In 1859, the Corris Tramroad opened, connecting the Corris district with Machynlleth and the River Dyfi beyond. The Birley family saw the opportunity of this new transportation route for improving the profitability of the local quarries and purchased the lease for Braich Goch from Rowlands, forming Braich Goch Slate Quarry Ltd. Rowlands continued with Gaewern, though without financial success and in 1868 sold it to the Talyllyn Slate Company.
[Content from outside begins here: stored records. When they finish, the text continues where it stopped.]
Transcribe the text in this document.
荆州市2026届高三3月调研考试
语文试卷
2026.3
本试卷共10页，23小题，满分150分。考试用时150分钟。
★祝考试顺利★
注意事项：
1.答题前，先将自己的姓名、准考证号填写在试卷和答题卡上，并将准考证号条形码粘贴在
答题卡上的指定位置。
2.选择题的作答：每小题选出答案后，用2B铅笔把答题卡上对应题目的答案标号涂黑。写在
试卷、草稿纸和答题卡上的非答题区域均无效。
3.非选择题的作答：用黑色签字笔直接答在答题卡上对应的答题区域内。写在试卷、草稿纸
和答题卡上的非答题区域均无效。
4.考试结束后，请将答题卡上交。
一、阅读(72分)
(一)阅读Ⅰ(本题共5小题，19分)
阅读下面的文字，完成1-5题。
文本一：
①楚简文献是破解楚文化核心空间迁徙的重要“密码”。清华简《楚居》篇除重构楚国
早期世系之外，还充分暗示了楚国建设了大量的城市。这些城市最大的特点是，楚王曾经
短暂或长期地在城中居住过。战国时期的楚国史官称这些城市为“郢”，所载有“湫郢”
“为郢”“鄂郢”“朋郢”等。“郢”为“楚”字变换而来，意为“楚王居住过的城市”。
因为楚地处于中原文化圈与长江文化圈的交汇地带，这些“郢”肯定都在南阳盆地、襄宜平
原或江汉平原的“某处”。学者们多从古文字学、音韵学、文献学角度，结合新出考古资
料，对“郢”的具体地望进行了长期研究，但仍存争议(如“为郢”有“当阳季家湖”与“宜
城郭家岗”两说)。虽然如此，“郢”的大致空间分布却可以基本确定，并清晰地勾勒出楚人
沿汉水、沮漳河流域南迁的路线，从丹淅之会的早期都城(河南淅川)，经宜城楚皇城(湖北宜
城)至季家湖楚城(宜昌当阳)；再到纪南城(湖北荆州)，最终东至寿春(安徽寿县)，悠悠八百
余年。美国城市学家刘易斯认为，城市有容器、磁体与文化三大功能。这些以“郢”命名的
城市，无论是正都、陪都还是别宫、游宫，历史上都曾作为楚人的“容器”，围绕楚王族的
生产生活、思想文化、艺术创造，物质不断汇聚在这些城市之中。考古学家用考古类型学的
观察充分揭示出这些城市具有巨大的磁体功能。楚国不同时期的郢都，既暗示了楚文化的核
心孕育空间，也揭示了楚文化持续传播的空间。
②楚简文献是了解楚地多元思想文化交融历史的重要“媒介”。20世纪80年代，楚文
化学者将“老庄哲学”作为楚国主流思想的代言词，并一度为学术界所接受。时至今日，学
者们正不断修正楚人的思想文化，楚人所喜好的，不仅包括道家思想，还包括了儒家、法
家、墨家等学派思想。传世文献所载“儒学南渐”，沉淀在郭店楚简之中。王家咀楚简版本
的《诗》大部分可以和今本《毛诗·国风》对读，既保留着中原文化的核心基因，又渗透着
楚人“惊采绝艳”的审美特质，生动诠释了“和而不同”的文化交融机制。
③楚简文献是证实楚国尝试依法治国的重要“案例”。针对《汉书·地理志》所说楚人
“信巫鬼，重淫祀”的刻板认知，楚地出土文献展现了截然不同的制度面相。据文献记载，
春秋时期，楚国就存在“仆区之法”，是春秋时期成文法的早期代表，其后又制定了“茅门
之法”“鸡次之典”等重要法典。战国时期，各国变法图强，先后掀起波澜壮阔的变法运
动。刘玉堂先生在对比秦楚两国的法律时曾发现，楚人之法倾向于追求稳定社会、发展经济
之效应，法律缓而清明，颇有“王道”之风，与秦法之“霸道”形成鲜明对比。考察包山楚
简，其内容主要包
By that same year, employment at Braich Goch had grown to over 200 men.

In 1880, Braichgoch took over Gaewern quarry, and the two were worked as a single operation. By the mid-1890s over 6,000 tons of finished slate were being produced and over 350 workers were employed. Braichgoch was the largest slate quarry south of Blaenau Ffestiniog.

The downturn in demand for slate in the late 1890s led to Braichgoch closing in 1906. It was revived after the First World War and continued working sporadically until its final closure in 1971.

== Transport ==

Modern tourism at Braich Goch, 2019

By the mid-1840s, Braich Goch quarry maintained a wharf at Morben, with slate being shipped by horse cart. In 1859, the Corris Machynlleth & River Dovey Tramroad opened, connecting the slate quarries at Aberllefenni and Corris to river wharfs at Derwenlas and Morben. The Upper Corris Tramway branch of the tramroad served Braich Goch and the quarry leased a wharf at Cei Ward until 1869, when it opened a new transshipment wharf at where slate was loaded onto Cambrian Railways wagons.

The tramroad later became the Corris Railway, and it shipped the majority of the quarry's products until 1927.